First and foremost, find a good supplier that sells seeds not sprayed with pesticides or fungicides. Start with the BC Eco Seed Co-op, an excellent source of organic suppliers from across the province.

"The seed co-op is really building up and it's something worth supporting," says Butler. "They only get seeds from within B.C., and those seeds are going to be way more adapted to the climate and growing conditions here." West Coast Seeds in Vancouver is also good, offering 1,000+ varieties of untreated, non-GMO seeds.

As for that Mayan mint seed, it comes from Central America. The plant's oil is 1,500 times sweeter than sugar and makes an excellent substitute for stevia, proving you never know what a seed might hold. But you can learn lots about them, as I did, from the University of Chicago's wonderful The Book of Seeds, a life-size guide to 600 species from around the world.

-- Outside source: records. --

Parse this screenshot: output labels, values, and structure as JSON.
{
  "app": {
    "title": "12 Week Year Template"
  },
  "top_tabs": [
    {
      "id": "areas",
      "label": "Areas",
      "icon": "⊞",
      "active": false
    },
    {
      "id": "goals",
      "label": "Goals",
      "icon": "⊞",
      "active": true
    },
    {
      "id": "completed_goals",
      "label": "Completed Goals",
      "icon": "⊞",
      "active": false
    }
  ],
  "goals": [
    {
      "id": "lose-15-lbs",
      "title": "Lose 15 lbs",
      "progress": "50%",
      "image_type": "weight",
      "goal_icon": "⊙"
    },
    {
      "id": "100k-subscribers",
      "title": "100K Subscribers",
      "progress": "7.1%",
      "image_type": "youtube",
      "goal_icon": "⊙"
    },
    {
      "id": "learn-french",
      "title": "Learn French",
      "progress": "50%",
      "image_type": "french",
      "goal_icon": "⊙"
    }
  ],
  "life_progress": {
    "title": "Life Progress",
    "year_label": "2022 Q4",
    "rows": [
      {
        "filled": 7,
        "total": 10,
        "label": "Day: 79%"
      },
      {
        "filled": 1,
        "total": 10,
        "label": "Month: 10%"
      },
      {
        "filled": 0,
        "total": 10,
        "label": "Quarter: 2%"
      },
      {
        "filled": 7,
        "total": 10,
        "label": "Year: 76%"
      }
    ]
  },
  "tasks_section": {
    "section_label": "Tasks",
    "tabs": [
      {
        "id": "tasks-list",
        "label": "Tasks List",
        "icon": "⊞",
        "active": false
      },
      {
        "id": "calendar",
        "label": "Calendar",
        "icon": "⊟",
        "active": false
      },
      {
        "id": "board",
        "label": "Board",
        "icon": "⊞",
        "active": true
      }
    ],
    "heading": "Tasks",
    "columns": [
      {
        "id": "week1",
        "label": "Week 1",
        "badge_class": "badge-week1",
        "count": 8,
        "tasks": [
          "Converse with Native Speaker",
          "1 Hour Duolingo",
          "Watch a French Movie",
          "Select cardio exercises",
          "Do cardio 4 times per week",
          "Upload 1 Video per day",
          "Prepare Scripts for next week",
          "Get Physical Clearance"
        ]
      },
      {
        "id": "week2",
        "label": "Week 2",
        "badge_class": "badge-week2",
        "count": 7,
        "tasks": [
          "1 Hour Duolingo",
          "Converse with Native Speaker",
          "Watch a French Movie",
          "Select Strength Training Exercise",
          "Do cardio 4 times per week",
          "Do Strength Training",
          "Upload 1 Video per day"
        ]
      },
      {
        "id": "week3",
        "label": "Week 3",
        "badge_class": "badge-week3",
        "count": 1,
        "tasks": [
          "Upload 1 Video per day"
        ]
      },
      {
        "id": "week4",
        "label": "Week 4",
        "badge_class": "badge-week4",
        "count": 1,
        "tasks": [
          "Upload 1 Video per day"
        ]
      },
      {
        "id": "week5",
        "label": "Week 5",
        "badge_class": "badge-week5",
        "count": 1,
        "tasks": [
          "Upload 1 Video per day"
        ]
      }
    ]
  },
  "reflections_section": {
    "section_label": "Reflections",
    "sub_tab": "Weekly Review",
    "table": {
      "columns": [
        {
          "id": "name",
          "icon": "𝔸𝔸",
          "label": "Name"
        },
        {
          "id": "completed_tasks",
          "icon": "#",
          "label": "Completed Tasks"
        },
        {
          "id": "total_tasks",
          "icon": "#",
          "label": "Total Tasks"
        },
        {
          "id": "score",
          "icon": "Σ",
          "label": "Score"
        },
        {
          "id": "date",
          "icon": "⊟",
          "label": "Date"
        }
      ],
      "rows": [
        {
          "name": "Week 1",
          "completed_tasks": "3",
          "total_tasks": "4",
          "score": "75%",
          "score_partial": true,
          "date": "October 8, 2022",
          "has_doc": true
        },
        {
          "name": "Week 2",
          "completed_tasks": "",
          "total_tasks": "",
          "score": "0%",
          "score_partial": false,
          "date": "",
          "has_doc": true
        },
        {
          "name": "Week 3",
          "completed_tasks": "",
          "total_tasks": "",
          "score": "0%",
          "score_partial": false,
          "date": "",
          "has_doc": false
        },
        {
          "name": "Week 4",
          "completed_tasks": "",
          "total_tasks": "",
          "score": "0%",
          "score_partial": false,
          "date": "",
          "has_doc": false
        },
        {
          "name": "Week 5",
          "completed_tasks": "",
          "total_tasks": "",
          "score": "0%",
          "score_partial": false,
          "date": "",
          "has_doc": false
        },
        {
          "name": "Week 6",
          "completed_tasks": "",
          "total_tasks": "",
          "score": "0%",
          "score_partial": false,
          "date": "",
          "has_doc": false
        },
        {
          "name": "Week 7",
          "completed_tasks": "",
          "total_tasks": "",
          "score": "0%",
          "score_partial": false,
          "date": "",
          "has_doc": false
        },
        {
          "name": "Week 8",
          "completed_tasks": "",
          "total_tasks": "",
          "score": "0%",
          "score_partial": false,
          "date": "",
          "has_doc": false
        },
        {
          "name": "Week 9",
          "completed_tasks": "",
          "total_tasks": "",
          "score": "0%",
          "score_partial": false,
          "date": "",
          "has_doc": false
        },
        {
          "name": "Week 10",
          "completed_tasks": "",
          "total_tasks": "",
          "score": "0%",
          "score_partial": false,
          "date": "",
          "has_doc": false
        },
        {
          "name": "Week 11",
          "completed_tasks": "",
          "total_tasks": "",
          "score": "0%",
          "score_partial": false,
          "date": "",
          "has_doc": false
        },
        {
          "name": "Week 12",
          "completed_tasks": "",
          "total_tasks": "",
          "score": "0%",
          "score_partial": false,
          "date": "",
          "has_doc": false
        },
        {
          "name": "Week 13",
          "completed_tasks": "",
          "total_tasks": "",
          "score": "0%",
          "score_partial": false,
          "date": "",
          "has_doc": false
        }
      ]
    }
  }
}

Without lifting a finger or watering can, you can also enjoy the outstanding results carefully grown from well-sourced seeds at Rootdown and Nutrient Dense farms by ordering their CSA (Community Supported Agriculture) harvest boxes online. For Nutrient Dense's fresh produce, also visit the farmers' markets they sell at in Vancouver and Squamish, or their farmstand in beautiful Brackendale. And check out Pemberton's and Whistler's farmers' markets for more happy seed results.

Glenda Bartosh is an award-winning journalist. The first seed she grew was a bright orange marigold in a tin can on her Grade 1 classroom's windowsill.